Every week day and some weekends I sit down to read the latest research on food and health. It has become a habit and it vastly increases my knowledge base about food and nutrition. I then pick out the information that is important for the readers of Changing Habits and put it on facebook, twitter and in my latest newsletter and in my blogs on the Changing Habits website.
Believe it or not there is a lot that excites me but nothing has excited me as much of late as the news that saturated fats, (found in butter, cream, red meat and other animal based foods as well as coconut) seem to have no relation to heart disease. I’ve been saying this for years and now there is a study which has concluded this very thing from results of 21 previous studies on 348,000 adults by Dr Ronald M Krauss of the Children’s Hospital Oakland Research Institute (CHORI).
The study included participants, who were generally healthy from the start, who were surveyed about their diet habits and then followed for anywhere from five to 23 years. Over that time, 11,000 developed heart disease or suffered a stroke. Overall, Krauss and his colleagues found that there was no difference in the risks of heart disease and stroke between people with the lowest and highest intakes of saturated fat.
The analysis included what are known as epidemiological studies – where the researchers looked for associations between people’s reported diet habits and their risk of heart disease and stroke. Dr Krauss is a very well known and respected researcher. He is prolific with published papers in prestigious health periodicals and has many credentials to his name- (see end of this article.)
When ever I see this type of research that so opposes other research on the market I first like to see who funds the research and secondly, it makes it very very clear that we cannot focus alone on single nutrients, macro (carbohydrates, protein, fats) or micro (vitamins, minerals, antioxidants, phytonutrients) but rather that we must look at dietary and lifestyle patterns that increase health and prevent disease.
Changing Habits is one such diet and lifestyle that does increase health and ultimately prevents disease. It’s very very easyto eat foods provided by nature and stay away from technology and human interference foods.
Credentials of Dr Ronald M Krauss
Ronald M. Krauss, M.D., is Director of Atherosclerosis Research at Children’s Hospital Oakland Research Institute, Senior Scientist in the Life Sciences Division of Lawrence Berkeley National Laboratory, and Adjunct Professor in the Department of Nutritional Sciences, University of California at Berkeley. He received his undergraduate and medical degrees from Harvard University with honors and served his internship and residency on the Harvard Medical Service of Boston City Hospital. He then joined the staff of the National Heart, Lung, and Blood Institute in Bethesda, Maryland, first as Clinical Associate and then as Senior Investigator in the Molecular Disease Branch. Dr. Krauss is board-certified in internal medicine, endocrinology and metabolism, and is a member of the American Society for Clinical Investigation, the American Federation for Clinical Research, and the American Society of Clinical Nutrition. He has received a number of awards including the American Heart Association Scientific Councils Distinguished Achievement Award.

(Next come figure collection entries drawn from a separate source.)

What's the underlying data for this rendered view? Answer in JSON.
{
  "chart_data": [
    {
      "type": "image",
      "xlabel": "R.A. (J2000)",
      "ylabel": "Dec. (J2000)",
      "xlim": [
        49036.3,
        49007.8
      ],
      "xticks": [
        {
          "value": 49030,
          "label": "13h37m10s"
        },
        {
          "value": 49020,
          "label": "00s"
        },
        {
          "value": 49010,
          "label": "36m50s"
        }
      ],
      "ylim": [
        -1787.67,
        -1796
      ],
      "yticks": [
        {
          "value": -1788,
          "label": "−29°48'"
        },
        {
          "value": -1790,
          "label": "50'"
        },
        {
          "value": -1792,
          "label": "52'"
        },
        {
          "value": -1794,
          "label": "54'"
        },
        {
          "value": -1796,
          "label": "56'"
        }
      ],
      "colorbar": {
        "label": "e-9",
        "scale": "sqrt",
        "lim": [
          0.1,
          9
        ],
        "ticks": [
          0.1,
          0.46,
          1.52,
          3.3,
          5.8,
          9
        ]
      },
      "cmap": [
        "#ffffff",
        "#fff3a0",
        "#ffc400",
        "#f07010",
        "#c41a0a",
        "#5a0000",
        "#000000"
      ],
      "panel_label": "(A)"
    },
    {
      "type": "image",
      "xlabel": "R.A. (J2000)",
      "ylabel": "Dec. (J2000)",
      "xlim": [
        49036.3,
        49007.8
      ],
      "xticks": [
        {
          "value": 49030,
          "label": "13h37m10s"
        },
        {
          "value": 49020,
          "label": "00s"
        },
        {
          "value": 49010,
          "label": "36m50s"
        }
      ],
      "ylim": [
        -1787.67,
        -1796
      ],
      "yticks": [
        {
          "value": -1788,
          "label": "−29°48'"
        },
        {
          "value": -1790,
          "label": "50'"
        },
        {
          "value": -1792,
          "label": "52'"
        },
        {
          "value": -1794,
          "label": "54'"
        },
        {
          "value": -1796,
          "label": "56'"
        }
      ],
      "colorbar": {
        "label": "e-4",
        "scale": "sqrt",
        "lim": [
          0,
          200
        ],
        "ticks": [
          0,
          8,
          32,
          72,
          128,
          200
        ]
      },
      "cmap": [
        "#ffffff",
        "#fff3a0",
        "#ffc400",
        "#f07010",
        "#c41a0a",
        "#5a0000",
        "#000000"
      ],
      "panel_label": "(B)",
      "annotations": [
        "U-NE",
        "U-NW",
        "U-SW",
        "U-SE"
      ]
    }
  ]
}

Dr. Krauss has been a Senior Advisor to the National Cholesterol Education Program, and is actively involved with the American Heart Association (AHA), having served as Chairman of the Nutrition Committee. He is founder and Chair of the AHA Council on Nutrition, Physical Activity, and Metabolism. His research involves studies of genetic, dietary, and hormonal effects on plasma lipoproteins and coronary disease risk.